Nature's got some shit.

>domesticated versions of unusual animals
This
giant spiders, giant badgers, etc.

I always enjoy including dunkleosteus and the like

I love pre-historics fishes.
Is there a mini game for rpg about fishing btw?

...

mostly little flavor things that have no real effect on the game, cormorants used by fishers, people owning monitor lizards in lieu of chickens, kiwi's are plentiful around most forest edges Large toads that that imitate sounds of lost sheep and other cattle to lure humans into their swamps and command a swarm of other vermin.
Dire herons associated with witches and hags
Scheltopusiks that can talk and swarms of large bats that Troll the passages through great forests.

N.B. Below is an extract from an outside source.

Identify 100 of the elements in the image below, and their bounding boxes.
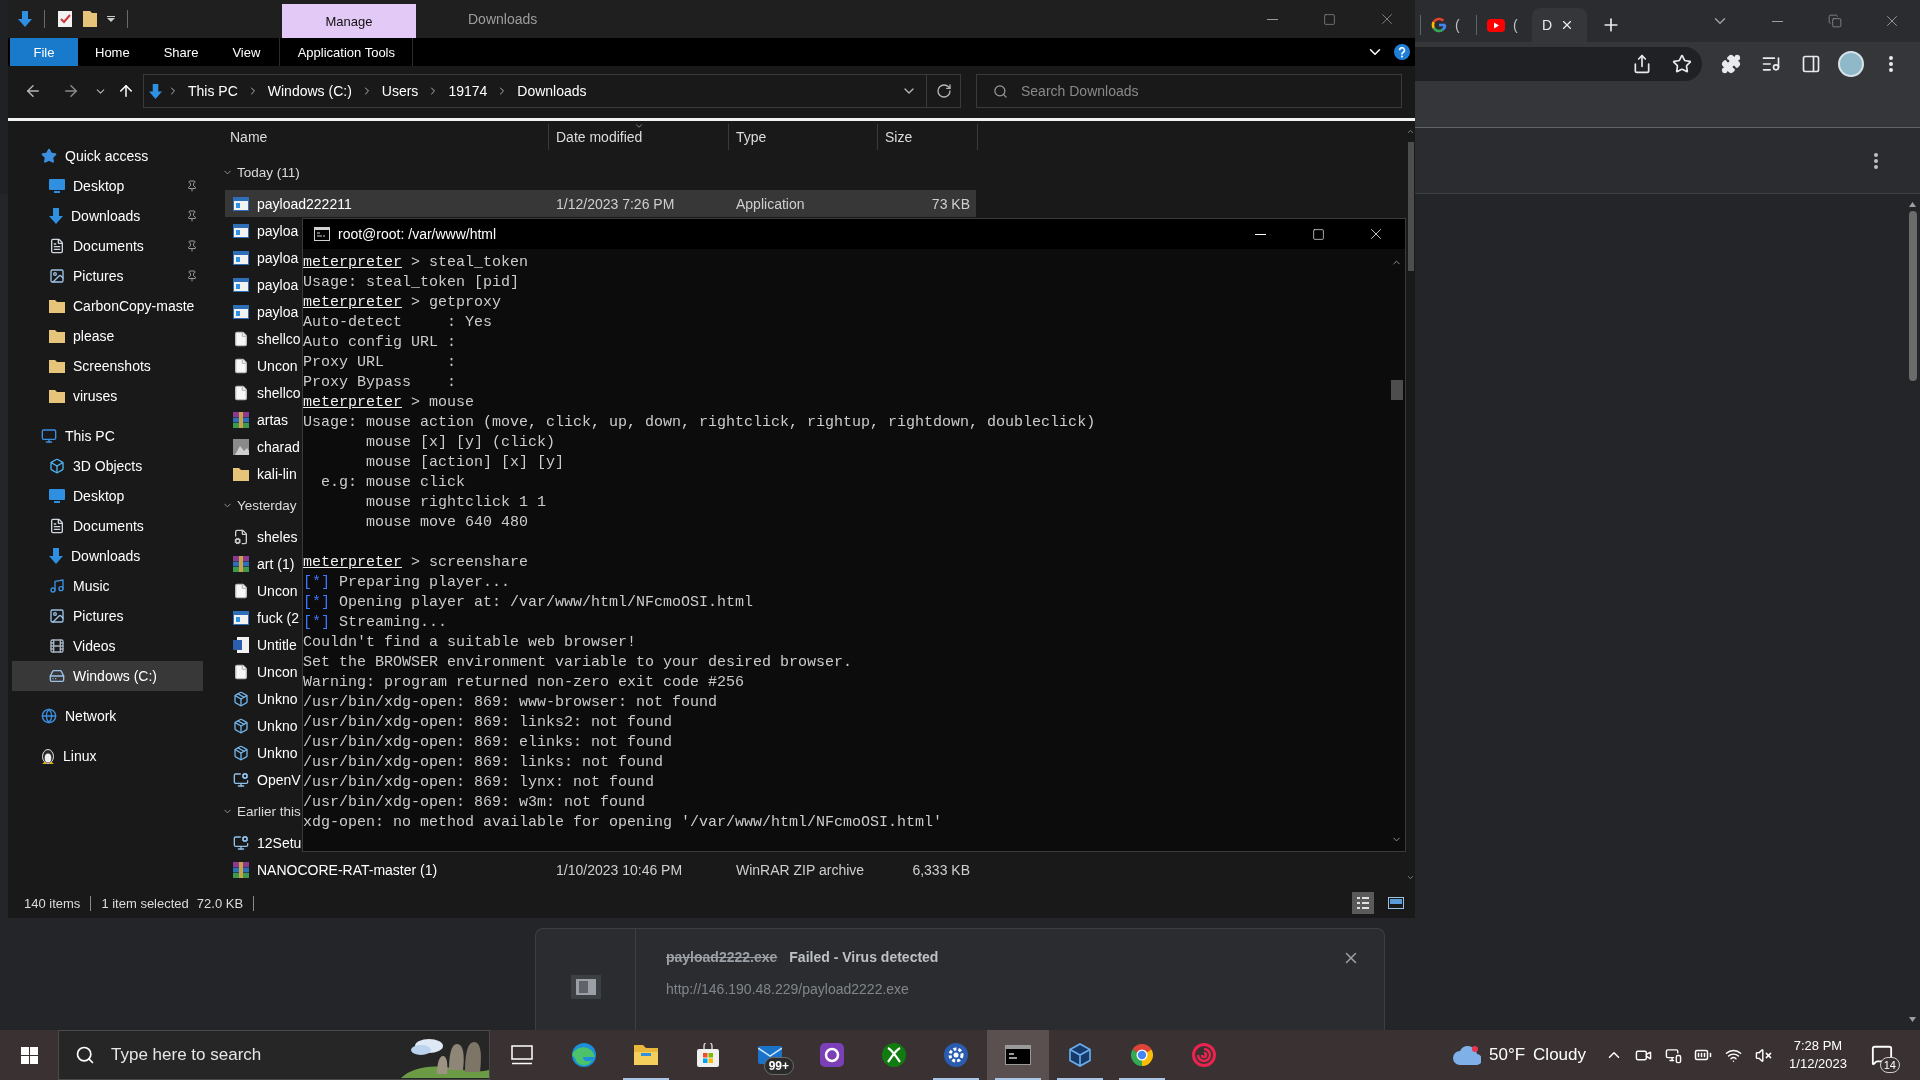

So what fauna related plot hooks could I make for my players that isn't
"Slay this wild creature as an ingredient for the potion"?

>local noble wants a live specimen of his family's heraldric beast as a status symbol. Unfortunately it's something feisty like a Tyger or elusive like an Enfield

>A naturalist wants your help guiding him through the forests to observe a rare species, and protecting him from it's predatory wiles long enough for him to get some observations and samples

>Something has driven many local creatures into civilized territory, where they've become a danger and a nuisance. Diverting or thinning the herds is just the first step, since whatever menace is doing this seems to be heading towards town

I tend to draw a lot of inspiration from Pleistocene megafauna. People forget that not too many millenia ago North America had a grip of lions.

My GM just took us to an owlbear farm

I even use little races of monsters than have they own domesticated animals.